Supreme Court rules against Confederate flag license plates, arguing plates are government speech


In a 5-4 decision, the Supreme Court ruled Thursday that speciality license plates are government speech and may be restricted by the state.


The case dates back to 2009, when the Sons of Confederate Veterans applied for their own confederate flag license plate in Texas. The Texas Department of Motor Vehicles Board determined the plates “offensive” and too closely associated with hate speech.


The court justified their decision, in part, by Pleasant Grove City v. Summum, a case which ruled that a city erecting a privately-donated monument constituted government speech.


They likened the purchase of license plates from the state to this case, with Justice Stephen Breyer writing in the majority opinion, “Texas license plates are, essentially, government IDs. And issuers of ID ‘typically do not permit’ the placement on their IDs of ‘message[s] with which they do not wish to be associated.’”

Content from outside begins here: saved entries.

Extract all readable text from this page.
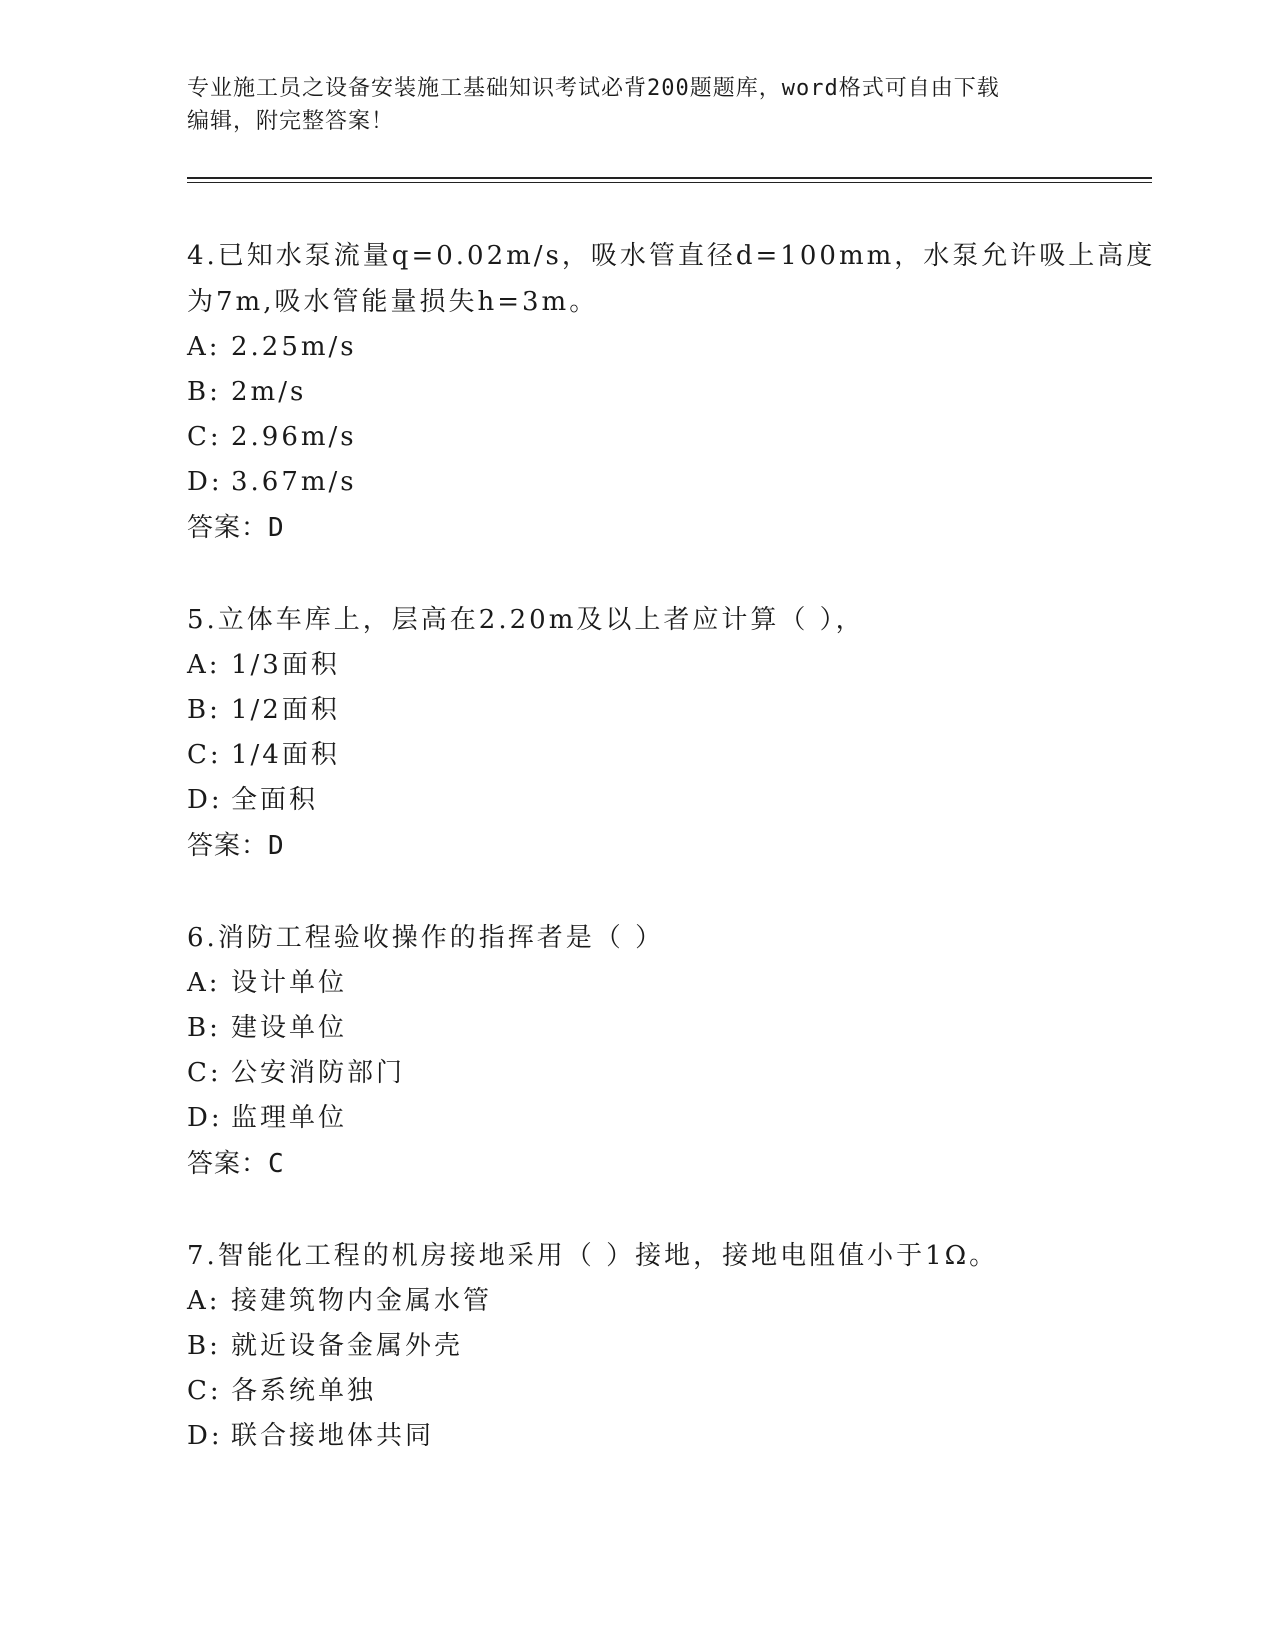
专业施工员之设备安装施工基础知识考试必背200题题库，word格式可自由下载
编辑，附完整答案！

4.已知水泵流量q=0.02m/s，吸水管直径d=100mm，水泵允许吸上高度
为7m,吸水管能量损失h=3m。

A: 2.25m/s

B: 2m/s

C: 2.96m/s

D: 3.67m/s

答案：D

5.立体车库上，层高在2.20m及以上者应计算（ ），

A: 1/3面积

B: 1/2面积

C: 1/4面积

D: 全面积

答案：D

6.消防工程验收操作的指挥者是（ ）

A: 设计单位

B: 建设单位

C: 公安消防部门

D: 监理单位

答案：C

7.智能化工程的机房接地采用（ ）接地，接地电阻值小于1Ω。

A: 接建筑物内金属水管

B: 就近设备金属外壳

C: 各系统单独

D: 联合接地体共同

In the dissenting opinion, Justice Samuel Alito argued that no one, seeing the vast array of Texas speciality plates, could actually think they reflected the views of the government. 


Texas currently has over 350 specialty license plates—including politically charged ones like “Don’t Tread on Me.”

As you sat there watching these plates speed by, would you really think that the sentiments reflected in these specialty plates are the views of the State of Texas and not those of the owners of the cars? If a car with a plate that says “Rather Be Golfing” passed by at 8:30 am on a Monday morning, would you think: “This is the official policy of the State—better to golf than to work?” If you did your viewing at the start of the college football season and you saw Texas plates with the names of the University of Texas’s out-of-state competitors in upcoming games—Notre Dame, Oklahoma State, the University of Oklahoma, Kansas State, Iowa State—would you assume that the State of Texas was officially (and perhaps treasonously) rooting for the Longhorns’ opponents? And when a car zipped by with a plate that reads “NASCAR – 24 Jeff Gordon,” would you think that Gordon (born in California, raised in Indiana, resides in North Carolina) is the official favorite of the State government?


“Whatever it means to motorists who display that symbol and to those who see it, the flag expresses a viewpoint,” he wrote. “The Board rejected the plate design because it concluded that many Texans would find the flag symbol offensive. That was pure viewpoint discrimination.”


Chief Justice John Roberts, Justice Anthony Scalia and Justice Anthony Kennedy also dissented.


Their dissent called attention to other instances of speech which might be affected by this type of thinking, including the case of New York rejecting pro-life license plates because they were too “offensive.”


“There is a big difference between government speech (that is, speech by the government in furtherance of its programs) and governmental blessing(or condemnation) of private speech.”